The Big Ten school will welcome gay fans at their game against Northwestern
Jon Kitto with Senior Assistant Athletic Director Dr. Pat Kraft. Photo credit Mike Dickbernd, IU Athletics.
Indiana University is taking yet another ground-breaking step forward with its athletic department’s strong pro-LGBT stance.
The Hoosiers play host to Northwestern University on Saturday, Oct. 30, and the football game will be LGBT Appreciation Day at Memorial Stadium on the Bloomington campus.
“The idea was to use football as a symbol that would send a message to all people (that), ‘Indiana University Welcomes You!’” said Jon Kitto, 52, an IU associate director. “I felt it would send a powerful message of acceptance to have an area that has historically been associated with homophobia, sponsor a festive event for gay, lesbians, bisexual, transgender and questioning young people.”
And yes, “we do hope to make this an annual event of some type,” Kitto added.
IU’s athletic department jumped on the pro-LGBT campaign with both feet earlier this year, setting up June 12 at Pride Fest in Indianapolis.
“Indiana has always been on the fore-front of acceptance and inclusion,” Kitto said. “Reaching out wasn’t on their radar, but neither was not reaching out. The short answer is that they were asked, and said ‘yes.’”
Kitto said IU’s pro-gay stance has been received very well, even with a sense of excitement within the athletic department. “The four straight members of the (athletic) department who volunteered to work the department’s booth at Pride were so excited that they proposed an athletic department float at the next Pride,” Kitto said.
IU’s campus in Bloomington is 45-minutes by car from Indianapolis.

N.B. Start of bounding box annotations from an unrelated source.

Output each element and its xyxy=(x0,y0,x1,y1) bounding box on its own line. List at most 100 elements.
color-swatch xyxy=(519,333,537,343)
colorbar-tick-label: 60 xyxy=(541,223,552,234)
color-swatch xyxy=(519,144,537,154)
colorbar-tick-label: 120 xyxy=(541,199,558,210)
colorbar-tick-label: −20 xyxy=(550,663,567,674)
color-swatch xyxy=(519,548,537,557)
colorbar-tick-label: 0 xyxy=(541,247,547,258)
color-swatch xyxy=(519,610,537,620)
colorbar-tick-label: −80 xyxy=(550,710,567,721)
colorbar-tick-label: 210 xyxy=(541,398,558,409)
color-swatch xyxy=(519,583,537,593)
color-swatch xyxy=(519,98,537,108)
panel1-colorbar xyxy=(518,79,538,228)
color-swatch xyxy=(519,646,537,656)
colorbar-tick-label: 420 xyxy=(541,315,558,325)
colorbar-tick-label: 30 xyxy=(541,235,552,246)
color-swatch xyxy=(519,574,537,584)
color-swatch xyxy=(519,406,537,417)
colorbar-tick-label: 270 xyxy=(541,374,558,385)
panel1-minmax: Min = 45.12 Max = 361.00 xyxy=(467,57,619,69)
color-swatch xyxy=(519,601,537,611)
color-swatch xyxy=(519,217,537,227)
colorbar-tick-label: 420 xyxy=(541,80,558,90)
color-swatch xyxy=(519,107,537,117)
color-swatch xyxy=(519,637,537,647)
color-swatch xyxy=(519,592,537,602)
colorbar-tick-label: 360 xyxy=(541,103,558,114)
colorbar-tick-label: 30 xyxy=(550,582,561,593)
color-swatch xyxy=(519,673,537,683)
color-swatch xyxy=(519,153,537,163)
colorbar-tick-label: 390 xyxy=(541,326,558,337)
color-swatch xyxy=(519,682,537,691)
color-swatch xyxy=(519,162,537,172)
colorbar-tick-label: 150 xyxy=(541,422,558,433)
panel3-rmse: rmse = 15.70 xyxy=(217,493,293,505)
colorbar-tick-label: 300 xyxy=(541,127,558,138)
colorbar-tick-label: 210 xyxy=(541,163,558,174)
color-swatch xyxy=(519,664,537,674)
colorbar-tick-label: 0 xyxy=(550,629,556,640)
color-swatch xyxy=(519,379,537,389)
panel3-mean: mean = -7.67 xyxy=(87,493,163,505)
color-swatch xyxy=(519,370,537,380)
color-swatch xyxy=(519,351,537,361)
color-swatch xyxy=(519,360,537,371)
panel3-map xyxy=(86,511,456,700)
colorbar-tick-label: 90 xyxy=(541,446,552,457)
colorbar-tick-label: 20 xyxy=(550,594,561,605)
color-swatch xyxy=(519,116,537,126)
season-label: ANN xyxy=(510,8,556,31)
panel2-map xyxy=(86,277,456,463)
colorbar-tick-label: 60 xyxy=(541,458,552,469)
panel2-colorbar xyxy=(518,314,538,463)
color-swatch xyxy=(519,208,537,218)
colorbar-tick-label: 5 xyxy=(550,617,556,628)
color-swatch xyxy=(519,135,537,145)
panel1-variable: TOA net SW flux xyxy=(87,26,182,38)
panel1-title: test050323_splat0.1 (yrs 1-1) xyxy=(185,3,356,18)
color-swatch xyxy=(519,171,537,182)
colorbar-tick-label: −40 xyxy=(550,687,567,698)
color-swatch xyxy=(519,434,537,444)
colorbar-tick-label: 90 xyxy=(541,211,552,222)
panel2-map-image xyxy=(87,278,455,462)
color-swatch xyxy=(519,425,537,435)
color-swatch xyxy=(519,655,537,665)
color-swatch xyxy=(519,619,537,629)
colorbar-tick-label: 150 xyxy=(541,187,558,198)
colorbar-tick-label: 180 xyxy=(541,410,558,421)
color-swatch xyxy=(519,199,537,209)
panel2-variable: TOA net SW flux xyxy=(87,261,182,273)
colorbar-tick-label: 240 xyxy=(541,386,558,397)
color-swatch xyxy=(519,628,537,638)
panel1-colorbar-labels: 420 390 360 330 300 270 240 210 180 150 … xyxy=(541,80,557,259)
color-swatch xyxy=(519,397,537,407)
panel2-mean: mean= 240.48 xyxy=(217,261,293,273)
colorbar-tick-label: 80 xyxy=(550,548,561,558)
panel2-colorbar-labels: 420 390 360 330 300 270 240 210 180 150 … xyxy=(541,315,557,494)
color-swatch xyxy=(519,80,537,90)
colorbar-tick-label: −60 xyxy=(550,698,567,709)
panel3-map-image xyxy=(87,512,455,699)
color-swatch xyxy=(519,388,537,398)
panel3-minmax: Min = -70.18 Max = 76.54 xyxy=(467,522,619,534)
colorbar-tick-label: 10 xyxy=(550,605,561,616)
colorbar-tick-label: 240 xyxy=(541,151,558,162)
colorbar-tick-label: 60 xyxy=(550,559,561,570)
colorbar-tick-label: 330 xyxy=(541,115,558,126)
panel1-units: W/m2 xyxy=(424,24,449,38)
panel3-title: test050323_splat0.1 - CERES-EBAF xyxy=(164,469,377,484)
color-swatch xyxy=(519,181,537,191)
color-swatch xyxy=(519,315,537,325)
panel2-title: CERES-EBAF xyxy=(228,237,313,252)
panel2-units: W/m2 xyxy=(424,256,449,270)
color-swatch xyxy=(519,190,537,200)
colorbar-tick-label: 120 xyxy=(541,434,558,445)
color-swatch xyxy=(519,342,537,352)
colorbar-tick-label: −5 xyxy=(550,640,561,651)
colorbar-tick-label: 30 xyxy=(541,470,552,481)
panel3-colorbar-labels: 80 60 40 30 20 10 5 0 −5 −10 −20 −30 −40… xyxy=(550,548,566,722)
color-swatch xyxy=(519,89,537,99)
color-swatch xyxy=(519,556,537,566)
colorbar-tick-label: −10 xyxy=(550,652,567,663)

“Indiana University has long had a sizeable LGBT population,” Kitto said. “Under the 70-year tutelage of Herman B Wells, Indiana promoted research and understanding in the area of sex and sexual orientation. Wells was very active in hiring diverse faculty and staff, so the university community has been accommodating for many years. Estimates are that there are approximately 10,000 LGBT people in the Bloomington community.”
During the 2010 Indianapolis Pride, four IU athletes went to the athletic department’s booth and identified themselves as gay to the personnel. “They said that the presence of the department sent such a strong message of acceptance that they came out to the department for the first time,” Kitto said.
IU football coach Bill Lynch, on his own, with no prompting, has volunteered to serve on a diversity panel and he was a judge in the “Mr. Out at Kelly” contest for the IU Business School, Kitto said.
IU also is extending the welcome mat to Northwestern’s LGBT fans.
Kitto said organizers are not expecting any protesters at the game—“absolutely none.” And they’ve even received support from some of the players.
IU quarterback Ben Chappell sent Kitto an email saying, “Thank you for all you are doing for Indiana University,” Kitto said.